Monday, April 30, 2012

Heavenly breast of chicken

 These were really juicy and flavorful.

Heavenly Breast of Chicken
 

for 8-12 boneless skinless chicken breast halves

2 cup nonfat Greek yogurt
1/4 cup fresh lemon juice
2 tsp worcestershire sauce
2 tsp celery salt
2 tsp paprika
2 cloves of garlic or 1/2 tsp garlic powder
2 tsp salt
1/2 tsp pepper

Combine above in large ziploc bag
Add chicken breasts to marinade
Marinate overnight up to 24 hours in refrigerator

When ready to cook
Squeeze excess marinade off the chicken in the bag as you take it out
Coat in Panko breadcrumbs

place on rimmed baking sheet or 9x13 dish
drizzle with stick of melted butter (or 1/4 cup EVOO + 1/4 cup butter)
bake uncovered for 45 minutes at 350C (check internal temp for 165-the time will depend on the thickness of the breast- you can always use tenders with this recipe-you would only need ballpark of 25 ish minutes for those)
 

Lemon garlic vinaigrette

This was the best salad dressing we've ever had! I am going to Whole Foods this week to try to find some of the ingredients.
 
Lemon garlic vinaigrette

1 cup safflower oil
Juice of 2 fresh squeezed lemons
6 garlic cloves, crushed
1-3 tablespoons Braggs liquid aminos
1-3 tsp herbamare seasoning

Mix and shake!

The last two items can be found at whole foods or any health food store.  Also add the last two items to taste- I usually make it somewhere in the middle of that range.

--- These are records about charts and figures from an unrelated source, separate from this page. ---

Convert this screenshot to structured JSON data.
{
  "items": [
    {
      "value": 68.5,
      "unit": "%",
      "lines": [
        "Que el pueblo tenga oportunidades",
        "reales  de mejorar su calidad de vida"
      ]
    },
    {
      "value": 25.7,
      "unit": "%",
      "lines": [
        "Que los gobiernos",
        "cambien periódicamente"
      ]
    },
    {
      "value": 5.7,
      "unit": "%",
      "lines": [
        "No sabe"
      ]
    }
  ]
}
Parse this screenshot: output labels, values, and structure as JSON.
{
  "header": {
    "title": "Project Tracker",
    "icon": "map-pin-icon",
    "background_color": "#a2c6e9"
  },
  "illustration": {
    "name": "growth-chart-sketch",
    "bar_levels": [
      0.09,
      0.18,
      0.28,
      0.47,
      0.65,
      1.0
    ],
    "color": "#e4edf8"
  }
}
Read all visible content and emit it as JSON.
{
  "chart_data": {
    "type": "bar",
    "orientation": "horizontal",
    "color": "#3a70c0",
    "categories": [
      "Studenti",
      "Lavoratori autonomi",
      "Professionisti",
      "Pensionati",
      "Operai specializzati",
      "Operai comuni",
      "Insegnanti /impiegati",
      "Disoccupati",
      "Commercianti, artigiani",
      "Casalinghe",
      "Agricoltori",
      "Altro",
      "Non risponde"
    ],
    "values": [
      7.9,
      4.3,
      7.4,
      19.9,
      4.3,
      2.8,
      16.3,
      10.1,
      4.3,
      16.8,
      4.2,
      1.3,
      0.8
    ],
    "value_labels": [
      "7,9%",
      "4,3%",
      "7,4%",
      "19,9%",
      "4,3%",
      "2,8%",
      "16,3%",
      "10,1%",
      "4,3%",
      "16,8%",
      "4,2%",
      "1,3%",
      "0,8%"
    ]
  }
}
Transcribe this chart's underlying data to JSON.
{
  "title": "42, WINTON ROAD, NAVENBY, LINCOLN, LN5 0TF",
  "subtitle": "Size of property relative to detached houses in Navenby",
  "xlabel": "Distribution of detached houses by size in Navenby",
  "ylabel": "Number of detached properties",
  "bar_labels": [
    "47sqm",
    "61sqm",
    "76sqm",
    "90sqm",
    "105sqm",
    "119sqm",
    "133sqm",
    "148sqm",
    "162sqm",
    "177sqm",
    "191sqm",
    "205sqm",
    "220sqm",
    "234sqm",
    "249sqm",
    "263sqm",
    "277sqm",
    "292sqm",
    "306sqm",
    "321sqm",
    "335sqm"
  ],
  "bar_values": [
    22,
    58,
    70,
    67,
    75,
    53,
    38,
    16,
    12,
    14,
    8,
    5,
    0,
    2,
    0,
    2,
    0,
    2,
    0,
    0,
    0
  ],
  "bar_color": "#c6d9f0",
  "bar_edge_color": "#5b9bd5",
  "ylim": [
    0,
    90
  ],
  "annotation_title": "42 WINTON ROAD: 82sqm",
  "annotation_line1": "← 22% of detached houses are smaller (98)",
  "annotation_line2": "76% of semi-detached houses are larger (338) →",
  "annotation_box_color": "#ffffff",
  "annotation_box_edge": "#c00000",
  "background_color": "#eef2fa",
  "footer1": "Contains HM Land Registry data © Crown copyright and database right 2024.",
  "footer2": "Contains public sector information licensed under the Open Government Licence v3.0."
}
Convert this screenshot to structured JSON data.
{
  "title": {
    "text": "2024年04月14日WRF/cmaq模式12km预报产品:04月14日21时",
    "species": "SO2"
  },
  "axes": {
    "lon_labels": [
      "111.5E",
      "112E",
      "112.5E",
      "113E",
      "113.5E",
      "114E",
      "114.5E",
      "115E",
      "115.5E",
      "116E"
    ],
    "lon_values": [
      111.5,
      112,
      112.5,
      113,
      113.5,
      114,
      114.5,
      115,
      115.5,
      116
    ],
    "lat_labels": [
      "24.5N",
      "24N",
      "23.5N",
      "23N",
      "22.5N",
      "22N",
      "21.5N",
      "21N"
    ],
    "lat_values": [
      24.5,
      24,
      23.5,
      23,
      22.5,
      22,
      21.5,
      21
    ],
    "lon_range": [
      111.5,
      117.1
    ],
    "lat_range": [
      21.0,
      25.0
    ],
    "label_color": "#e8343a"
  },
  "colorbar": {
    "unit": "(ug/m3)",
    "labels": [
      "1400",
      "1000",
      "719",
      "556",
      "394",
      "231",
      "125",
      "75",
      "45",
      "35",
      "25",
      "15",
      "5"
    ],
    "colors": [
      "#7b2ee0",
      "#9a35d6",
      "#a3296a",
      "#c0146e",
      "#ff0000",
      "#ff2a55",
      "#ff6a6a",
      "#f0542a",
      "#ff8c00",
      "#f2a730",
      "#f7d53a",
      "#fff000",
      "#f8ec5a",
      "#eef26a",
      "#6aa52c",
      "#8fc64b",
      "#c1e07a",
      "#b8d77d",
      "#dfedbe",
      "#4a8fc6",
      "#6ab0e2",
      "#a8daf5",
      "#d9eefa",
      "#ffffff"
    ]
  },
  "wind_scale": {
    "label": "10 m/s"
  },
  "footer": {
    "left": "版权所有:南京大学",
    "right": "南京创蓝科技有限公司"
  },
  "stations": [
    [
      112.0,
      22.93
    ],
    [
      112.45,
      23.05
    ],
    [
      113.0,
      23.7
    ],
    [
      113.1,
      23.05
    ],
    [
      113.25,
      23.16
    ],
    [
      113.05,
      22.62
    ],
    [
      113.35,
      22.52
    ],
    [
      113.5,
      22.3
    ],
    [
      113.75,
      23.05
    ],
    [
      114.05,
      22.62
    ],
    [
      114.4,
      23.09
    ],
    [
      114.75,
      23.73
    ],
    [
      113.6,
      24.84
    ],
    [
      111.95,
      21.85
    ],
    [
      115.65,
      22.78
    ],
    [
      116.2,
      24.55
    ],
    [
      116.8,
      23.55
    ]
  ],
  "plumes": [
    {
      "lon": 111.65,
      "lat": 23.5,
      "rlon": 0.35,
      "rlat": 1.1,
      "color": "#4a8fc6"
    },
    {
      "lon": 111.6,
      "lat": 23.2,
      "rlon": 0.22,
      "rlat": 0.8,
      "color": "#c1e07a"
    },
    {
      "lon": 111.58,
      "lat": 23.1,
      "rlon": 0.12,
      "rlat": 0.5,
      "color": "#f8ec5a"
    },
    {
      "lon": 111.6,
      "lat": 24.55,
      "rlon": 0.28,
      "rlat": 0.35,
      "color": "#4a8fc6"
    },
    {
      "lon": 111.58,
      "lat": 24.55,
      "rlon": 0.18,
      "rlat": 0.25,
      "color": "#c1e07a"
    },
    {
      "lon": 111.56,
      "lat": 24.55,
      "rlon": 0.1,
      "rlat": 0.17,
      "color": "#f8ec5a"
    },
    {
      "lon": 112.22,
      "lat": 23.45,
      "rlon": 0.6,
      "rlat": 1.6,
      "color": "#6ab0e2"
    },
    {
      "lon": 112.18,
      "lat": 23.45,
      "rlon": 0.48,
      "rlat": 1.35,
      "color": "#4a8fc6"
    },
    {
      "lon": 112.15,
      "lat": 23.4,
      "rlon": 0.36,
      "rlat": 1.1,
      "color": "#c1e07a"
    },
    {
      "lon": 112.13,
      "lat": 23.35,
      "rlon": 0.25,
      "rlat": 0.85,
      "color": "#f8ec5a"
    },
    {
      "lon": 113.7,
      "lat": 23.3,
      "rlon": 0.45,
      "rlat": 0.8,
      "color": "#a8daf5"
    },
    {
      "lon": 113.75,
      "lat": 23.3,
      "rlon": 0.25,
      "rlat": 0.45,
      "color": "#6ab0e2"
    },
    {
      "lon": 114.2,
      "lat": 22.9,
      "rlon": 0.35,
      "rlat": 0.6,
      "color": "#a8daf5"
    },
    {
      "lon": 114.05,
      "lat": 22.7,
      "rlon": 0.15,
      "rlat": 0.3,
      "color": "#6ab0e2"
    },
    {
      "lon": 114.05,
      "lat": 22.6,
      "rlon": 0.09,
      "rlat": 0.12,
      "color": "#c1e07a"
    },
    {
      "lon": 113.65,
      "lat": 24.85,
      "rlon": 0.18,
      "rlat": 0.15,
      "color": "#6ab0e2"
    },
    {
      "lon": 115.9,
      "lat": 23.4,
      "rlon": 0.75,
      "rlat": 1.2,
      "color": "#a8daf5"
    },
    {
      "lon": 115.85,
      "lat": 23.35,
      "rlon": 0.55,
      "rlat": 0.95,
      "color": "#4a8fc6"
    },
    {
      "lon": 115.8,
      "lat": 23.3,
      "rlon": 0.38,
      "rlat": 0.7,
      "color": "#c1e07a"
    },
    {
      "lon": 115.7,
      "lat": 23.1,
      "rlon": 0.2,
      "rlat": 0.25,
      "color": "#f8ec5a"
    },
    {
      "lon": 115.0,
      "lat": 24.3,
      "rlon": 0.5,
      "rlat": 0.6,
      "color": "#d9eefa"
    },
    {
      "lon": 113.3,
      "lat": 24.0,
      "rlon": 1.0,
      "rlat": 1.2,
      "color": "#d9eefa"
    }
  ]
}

Cheesy Chicken and Wild Rice Casserole

I am posting some recipes that folks made to bring over after Lucy was born. This was really hearty and healthy!


Cheesy Chicken and Wild Rice Casserole

3 Tablespoons extra virgin olive oil
1 medium onion, finely diced
3 stalks celery, finely diced
3 carrots, peeled and diced
2 Tablespoons fresh minced garlic
2 Cups shredded, cooked chicken breast
2 Cups steamed white rice
16 oz prepared wild rice (I get mine at Trader Joes, LOVE it)
1 teaspoon kosher salt
1/2 teaspoon black pepper
1/4 teaspoon garlic salt
______
Cheese Sauce
4 Tablespoons butter
1/4 Cup all purpose flour
1/4 teaspoon kosher salt
1/4 teaspoon black pepper
2 Cups chicken broth
2 Cups shredded cheddar cheese
Top with 1 1/2 Cups shredded cheddar cheese

1.  Preheat oven to 350 degrees F.  Heat oil into a medium dutch oven or pot over medium heat.  Saute onion, celery and carrots until softened, about 10 minutes.  Stir in garlic and cook for 1 minute.  Stir in chicken, both rices, salt, pepper and garlic salt.  Reduce heat to low.
2.  To prepare cheese sauce melt butter into a medium saucepan over medium high heat.  Whisk in flour, salt and pepper then slowly pour in chicken broth whisking continuously.  Whisk until thick and nearly boiling then stir in cheese until melted.  Pour cheese sauce into rice mixture then transfer to a 9×13 inch baking dish. Top with additional cheddar cheese and bake for 25-30 minutes or until cheese is melted through.  Serve.